OPINION: Border communities struck in middle of state mud-slinging

GIVEN the war of words going on between Adelaide and Melbourne, maybe it is time to pull Princeland out of the history books.

Mount Gambier was to be Princeland’s capital city and Portland our major port for imports and exports.

The Princeland colony was to include the Western District, Wimmera, Mallee, Riverland and South East, according to The Border Watch editions of 1861 and 1862.

Instead of drip-feeding Adelaide and Melbourne, most of our hard-earned cash – in the form of state taxes, fees, charges, licences, levies, rates and duties – would fund the works and services of Princeland.

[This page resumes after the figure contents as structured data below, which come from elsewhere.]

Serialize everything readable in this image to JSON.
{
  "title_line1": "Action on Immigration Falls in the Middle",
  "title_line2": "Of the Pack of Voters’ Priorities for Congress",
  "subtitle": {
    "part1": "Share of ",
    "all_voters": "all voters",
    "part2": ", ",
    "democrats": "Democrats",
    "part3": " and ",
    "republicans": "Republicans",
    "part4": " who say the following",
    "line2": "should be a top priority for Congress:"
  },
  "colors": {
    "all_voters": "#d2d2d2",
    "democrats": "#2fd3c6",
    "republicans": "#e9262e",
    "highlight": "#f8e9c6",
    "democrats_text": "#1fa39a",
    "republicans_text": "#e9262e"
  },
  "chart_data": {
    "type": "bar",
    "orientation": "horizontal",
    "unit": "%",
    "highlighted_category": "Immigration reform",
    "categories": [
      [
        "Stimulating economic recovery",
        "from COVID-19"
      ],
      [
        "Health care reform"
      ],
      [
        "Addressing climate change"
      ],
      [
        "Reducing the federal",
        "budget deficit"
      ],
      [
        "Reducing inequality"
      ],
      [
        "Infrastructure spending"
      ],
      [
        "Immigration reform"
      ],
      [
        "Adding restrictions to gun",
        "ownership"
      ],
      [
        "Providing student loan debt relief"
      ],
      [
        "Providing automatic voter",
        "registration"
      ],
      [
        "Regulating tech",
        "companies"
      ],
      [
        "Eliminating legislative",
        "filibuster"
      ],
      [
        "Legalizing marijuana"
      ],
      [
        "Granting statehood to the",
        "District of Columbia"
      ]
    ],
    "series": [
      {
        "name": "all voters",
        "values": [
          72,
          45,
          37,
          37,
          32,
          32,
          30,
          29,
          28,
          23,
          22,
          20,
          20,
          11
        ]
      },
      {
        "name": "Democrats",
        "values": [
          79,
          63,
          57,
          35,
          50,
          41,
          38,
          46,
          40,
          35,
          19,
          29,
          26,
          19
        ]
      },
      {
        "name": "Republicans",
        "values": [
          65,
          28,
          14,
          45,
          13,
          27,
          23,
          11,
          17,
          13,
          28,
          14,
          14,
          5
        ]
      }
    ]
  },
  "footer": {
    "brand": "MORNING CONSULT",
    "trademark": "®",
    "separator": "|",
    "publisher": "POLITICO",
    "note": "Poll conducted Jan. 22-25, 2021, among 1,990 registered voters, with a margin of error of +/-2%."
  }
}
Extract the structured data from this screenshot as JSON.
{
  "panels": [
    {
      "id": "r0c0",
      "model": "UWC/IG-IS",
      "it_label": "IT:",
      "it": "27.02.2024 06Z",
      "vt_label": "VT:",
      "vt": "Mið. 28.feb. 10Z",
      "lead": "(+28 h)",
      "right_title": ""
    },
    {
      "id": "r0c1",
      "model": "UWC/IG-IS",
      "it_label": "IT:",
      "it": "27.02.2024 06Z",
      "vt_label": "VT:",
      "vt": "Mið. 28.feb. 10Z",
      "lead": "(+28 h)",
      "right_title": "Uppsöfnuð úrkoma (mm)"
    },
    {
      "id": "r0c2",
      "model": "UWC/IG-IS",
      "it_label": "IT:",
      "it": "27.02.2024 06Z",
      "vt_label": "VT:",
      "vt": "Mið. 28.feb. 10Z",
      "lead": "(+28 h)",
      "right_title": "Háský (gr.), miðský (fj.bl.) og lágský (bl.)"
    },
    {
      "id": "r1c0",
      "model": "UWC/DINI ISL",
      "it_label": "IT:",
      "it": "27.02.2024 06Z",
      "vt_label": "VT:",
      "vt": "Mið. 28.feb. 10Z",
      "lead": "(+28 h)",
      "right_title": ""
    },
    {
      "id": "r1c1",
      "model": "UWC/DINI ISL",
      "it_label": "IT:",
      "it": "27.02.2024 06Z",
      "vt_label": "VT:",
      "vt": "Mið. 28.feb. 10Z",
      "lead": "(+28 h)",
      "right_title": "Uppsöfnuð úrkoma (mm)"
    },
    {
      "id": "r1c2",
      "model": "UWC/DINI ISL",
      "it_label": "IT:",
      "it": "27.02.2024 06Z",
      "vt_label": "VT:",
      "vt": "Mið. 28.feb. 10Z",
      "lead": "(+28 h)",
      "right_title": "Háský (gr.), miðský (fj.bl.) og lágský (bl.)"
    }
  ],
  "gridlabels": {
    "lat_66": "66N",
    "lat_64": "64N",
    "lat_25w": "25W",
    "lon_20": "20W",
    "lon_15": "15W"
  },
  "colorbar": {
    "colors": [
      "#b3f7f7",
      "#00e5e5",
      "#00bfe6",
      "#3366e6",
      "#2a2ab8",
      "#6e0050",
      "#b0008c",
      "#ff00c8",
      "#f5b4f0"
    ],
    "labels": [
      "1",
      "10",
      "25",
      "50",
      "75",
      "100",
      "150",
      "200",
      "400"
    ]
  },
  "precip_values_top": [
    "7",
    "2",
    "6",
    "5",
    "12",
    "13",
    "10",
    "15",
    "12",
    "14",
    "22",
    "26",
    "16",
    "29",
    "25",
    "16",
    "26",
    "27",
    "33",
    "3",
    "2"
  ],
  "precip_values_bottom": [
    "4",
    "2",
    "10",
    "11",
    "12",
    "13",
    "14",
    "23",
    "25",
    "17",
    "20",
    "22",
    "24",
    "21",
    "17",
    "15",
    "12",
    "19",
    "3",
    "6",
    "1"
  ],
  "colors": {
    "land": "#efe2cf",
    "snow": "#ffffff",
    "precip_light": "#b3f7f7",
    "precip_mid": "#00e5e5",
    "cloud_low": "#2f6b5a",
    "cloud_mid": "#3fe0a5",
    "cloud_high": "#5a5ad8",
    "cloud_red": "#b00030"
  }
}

Had Princeland eventuated, the current shenanigans of Adelaide and Melbourne would have little effect on us.

For our family and friends on the Victorian side, we have sympathised recently as their embattled Labor government lost three ministers to allegations of branch stacking and corruption.

And, despite some lockdowns, inconsistencies have enabled the wandering COVID-19 to hide out in Melbourne.

So, South Australia opened its borders to states virtually clear of the disease, but not Victoria or NSW.

In response beleaguered premier Daniel Andrews said: “I do not want to be offensive to South Australians but why would you want to go there?”

He appeared to have no clue about his own border communities.

For some nurses and health workers, travelling into SA to work at hospitals in Bordertown, Naracoorte, Penola and Mount Gambier from Kaniva, Apsley, Dartmoor, Mumbannar and Nelson, is pretty important.

Likewise, teachers and some sales people also live on one side of the invisible border, but work, socialise and play sport on the other.

Similarly, farmers around Nelson, Dartmoor, Mumbannar, Casterton, Heywood and Portland have agents in Penola, Mount Gambier and Lucindale.

Meanwhile, timber mills and abattoirs stretching from Mount Gambier to Naracoorte and Bordertown are reliant on many employees who live a short drive east, in Victoria.

All of these areas have been free of COVID-19 for a couple of months or more.

Only seven cases were ever reported in the Limestone Coast, all people recovered many weeks ago and the region has been free of the disease ever since.

Over the border, only two cases were ever found in regions making up Princeland and those communities have also been free of the disease for a couple of months.

Shortly after Mr Andrews sneered at South Australia, our State Premier hit back with a video.

It featured Mr Andrews sledging SA, claiming “here’s why” they want to visit SA and showed young people frolicking along our state’s coastline.

Some Liberal heavyweights claimed Mr Andrews was picking a fight with SA to take the focus off the loss of three cabinet ministers and alleged corruption, currently embroiling his government and political party.

In 1861 the calls for Princeland were led by former politician Edward Henty who was frustrated by the amount of money the Victorian Government was taking out of the Western District – more than five hundred thousand pounds.

Yet “streets were impassable”.

He found a lot of support from meetings attracting several hundred people in Mount Gambier’s Farmer’s Inn – now the Federal Hotel.

While Queen Victoria was eventually petitioned, the bid for Princeland failed because permission had to be sought from the Victorian and SA governments.

In the 1860s, Adelaide and Melbourne did not care much about the needs of people who made up the proposed new colony.

But neither state wanted to lose the money produced in Western Victoria, or the South East.

In 160 or so years, it would seem not much has changed since the meetings and petitions of 1861 and 1862.